The COVID-19 pandemic has disrupted everything from how we do business to how we send our kids to school.
But even as the country hunkers down, there’s been a spike in civic participation surrounding the fight against racial injustice, following several tragic killings of Black men and women at the hands of police. Centuries of systemic racism have come to bear in a national conversation about race and equity. Americans are protesting injustice in the streets, talking about diversity and inclusion at work, and donating at record rates to Black Lives Matter and civil rights organizations.
One way consumers are voicing their support for Black communities is by supporting Black-owned businesses. Doing so not only helps support those most severely affected by the pandemic, but it also presents a tremendous opportunity for the economy as a whole.
“It is important to support Black- and immigrant-owned businesses for two reasons. First, if we did so, we’d create over 10 million new jobs and add $300 billion in new worker income. And second—this is not conjecture—it has worked before. There are mountains of data to show the multiplier effect of being more inclusive,” Aaron T. Walker shared with us via email. Walker is the founder and CEO of Camelback Ventures, an accelerator based in New Orleans that supports underrepresented entrepreneurs.

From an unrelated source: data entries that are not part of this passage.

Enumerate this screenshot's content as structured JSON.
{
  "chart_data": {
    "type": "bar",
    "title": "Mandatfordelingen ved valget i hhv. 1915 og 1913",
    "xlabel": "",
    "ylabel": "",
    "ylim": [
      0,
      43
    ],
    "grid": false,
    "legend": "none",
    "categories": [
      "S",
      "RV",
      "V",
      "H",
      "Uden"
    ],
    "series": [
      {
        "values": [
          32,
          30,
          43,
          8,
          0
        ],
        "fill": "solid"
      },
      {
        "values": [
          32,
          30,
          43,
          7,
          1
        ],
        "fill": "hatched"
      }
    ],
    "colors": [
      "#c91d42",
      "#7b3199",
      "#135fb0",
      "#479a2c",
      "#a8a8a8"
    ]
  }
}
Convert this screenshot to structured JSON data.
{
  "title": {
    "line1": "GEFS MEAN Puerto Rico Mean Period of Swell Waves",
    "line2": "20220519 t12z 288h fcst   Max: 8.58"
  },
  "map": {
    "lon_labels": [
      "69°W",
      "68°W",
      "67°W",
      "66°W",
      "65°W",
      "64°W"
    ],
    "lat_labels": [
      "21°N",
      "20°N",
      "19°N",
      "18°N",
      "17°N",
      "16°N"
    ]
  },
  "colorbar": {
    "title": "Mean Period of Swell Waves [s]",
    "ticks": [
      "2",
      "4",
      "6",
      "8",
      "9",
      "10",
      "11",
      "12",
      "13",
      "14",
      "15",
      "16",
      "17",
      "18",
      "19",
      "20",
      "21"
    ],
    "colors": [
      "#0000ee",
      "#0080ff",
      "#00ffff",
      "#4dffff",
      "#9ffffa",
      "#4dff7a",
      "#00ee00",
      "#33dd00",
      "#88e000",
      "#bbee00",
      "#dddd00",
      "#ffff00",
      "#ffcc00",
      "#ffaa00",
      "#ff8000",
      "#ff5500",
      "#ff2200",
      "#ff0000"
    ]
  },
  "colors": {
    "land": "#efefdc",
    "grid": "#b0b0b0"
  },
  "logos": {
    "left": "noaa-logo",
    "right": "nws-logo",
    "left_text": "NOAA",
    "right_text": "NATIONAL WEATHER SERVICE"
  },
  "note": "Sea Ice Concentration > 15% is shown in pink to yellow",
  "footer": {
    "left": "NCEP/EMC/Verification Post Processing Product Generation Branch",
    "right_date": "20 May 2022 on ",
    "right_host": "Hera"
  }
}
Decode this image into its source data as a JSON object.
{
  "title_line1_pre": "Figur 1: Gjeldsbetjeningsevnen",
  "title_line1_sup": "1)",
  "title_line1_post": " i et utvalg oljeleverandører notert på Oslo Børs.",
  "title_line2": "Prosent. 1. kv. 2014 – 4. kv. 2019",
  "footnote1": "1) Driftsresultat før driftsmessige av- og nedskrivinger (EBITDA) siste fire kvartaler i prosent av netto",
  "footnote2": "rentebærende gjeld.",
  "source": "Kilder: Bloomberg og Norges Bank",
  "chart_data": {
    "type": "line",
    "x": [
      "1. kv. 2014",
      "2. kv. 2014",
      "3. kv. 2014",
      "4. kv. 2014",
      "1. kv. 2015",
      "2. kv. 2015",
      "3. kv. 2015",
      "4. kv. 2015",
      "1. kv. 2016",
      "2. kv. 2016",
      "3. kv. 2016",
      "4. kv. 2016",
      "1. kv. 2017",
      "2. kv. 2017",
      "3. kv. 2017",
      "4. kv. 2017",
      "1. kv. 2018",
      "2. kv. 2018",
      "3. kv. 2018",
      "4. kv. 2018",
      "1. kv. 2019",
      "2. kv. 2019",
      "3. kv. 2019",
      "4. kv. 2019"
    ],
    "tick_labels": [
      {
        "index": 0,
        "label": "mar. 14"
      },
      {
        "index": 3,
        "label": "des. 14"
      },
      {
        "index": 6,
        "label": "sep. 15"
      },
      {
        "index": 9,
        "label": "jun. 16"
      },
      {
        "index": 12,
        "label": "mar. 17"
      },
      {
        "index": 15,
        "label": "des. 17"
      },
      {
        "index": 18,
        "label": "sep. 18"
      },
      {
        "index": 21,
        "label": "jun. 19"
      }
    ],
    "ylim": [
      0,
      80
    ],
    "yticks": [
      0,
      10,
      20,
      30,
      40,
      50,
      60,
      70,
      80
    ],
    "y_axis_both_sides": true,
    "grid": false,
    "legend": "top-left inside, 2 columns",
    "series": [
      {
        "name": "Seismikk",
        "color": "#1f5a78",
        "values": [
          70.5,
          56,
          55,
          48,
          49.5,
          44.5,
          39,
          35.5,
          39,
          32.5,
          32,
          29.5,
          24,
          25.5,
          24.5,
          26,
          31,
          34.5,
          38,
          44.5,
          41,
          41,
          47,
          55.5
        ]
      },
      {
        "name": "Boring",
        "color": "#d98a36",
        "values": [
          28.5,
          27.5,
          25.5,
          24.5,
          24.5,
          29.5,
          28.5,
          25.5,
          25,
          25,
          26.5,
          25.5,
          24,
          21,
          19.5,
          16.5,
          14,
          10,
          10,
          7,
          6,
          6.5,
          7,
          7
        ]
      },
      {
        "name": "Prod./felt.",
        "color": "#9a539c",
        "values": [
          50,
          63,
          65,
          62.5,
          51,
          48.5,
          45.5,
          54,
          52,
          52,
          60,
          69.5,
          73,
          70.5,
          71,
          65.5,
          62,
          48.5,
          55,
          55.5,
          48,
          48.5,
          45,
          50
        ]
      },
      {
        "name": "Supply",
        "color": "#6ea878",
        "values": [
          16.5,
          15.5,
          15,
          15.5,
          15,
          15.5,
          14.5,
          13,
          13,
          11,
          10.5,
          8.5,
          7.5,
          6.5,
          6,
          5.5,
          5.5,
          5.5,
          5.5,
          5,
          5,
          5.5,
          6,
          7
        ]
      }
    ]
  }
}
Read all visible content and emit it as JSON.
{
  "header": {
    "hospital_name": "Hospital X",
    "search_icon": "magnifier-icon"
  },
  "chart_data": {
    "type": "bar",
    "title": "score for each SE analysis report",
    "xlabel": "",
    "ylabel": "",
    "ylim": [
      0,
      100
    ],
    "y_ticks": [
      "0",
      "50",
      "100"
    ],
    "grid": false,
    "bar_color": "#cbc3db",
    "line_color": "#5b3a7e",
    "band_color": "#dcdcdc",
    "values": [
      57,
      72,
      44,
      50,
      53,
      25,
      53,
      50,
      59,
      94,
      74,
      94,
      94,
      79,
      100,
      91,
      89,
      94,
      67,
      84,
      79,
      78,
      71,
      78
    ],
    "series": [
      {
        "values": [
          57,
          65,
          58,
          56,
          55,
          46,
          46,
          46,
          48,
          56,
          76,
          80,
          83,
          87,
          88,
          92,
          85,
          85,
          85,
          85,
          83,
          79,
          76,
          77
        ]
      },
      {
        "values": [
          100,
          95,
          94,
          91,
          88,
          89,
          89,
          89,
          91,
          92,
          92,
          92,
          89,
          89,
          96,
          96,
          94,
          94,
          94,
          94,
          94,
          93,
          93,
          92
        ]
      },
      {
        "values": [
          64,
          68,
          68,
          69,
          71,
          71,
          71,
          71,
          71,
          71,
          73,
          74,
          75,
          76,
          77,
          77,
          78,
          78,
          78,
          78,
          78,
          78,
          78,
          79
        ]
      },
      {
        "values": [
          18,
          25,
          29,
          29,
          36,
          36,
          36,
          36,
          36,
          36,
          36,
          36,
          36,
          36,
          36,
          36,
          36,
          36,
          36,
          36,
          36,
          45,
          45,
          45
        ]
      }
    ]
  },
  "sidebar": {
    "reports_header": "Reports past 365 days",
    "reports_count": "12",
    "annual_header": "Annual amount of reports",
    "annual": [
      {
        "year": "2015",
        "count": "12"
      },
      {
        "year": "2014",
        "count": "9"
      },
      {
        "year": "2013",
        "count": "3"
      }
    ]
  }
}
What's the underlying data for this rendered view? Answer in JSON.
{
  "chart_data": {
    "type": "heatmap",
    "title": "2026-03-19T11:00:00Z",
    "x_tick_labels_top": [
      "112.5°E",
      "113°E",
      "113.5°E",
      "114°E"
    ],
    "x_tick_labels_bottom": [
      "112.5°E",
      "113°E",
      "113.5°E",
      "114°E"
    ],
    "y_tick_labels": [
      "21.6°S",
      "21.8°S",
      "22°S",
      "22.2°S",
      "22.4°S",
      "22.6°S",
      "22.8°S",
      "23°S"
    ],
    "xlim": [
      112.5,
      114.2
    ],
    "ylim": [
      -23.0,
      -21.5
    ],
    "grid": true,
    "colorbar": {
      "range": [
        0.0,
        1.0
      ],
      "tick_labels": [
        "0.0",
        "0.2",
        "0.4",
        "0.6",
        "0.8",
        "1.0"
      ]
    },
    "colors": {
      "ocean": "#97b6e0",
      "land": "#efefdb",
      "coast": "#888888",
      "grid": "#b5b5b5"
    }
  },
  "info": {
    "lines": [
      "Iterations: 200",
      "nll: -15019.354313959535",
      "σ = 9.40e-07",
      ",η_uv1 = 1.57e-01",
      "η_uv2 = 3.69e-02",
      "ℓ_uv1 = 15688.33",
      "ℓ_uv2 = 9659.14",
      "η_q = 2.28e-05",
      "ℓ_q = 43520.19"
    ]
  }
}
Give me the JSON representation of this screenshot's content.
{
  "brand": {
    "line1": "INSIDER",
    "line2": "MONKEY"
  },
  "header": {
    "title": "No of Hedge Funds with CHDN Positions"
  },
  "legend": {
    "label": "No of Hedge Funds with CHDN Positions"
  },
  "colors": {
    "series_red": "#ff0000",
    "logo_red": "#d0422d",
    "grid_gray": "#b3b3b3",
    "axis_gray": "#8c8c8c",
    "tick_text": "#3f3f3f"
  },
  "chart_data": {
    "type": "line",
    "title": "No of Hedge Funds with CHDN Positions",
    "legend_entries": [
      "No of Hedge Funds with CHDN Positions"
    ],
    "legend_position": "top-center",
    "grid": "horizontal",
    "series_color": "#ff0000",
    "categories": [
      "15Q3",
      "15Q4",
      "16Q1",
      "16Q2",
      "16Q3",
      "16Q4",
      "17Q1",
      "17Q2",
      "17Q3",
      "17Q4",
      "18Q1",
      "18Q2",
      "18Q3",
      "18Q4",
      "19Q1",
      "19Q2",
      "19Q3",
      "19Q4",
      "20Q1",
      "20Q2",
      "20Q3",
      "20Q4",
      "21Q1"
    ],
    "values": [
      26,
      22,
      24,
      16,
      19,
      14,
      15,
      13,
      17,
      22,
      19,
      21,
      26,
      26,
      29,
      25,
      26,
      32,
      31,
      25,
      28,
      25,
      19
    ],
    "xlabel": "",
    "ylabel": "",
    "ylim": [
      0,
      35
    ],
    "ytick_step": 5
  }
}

“If we want to end this recession, let alone move toward a more just and equitable country, we must break the narrative that only supporting the (white) working class will get us there.” — Aaron T. Walker, Camelback Ventures founder and CEO
Studies, such as this 2016 report from the Center for Global Policy Solutions, have shown how much we stand to gain when we support entrepreneurs of color. The Washington-based think tank found that if the number of firms owned by people of color were proportional to their distribution in the labor force, these firms would add about “9 million jobs and about $300 billion in workers’ income to the U.S. economy.”
“If we want to end this recession, let alone move toward a more just and equitable country, we must break the narrative that only supporting the (white) working class will get us there,” Walker wrote.
Walker also pointed to the new book by Jim Tankersley, an economics and tax code reporter for The New York Times, called The Riches of This Land: The Untold, True Story of America’s Middle Class. In it, Tankersley cites a recent academic paper that found 40 percent of economic growth since 1960 came from being more inclusive around people of color and women.
For our own part, there are ways we can contribute to an inclusive economy.
- Look for the “Black-owned business” label on business profiles in Google. The search engine also offers women-led and veteran-led labels for owners to self-identify.
Browse a curated Black business database, like this one from Five Fifths, which features Black-owned Amazon and Etsy brands.
Shop Black-owned food products online. The Food Network put together this list of food and wine companies started by Black entrepreneurs.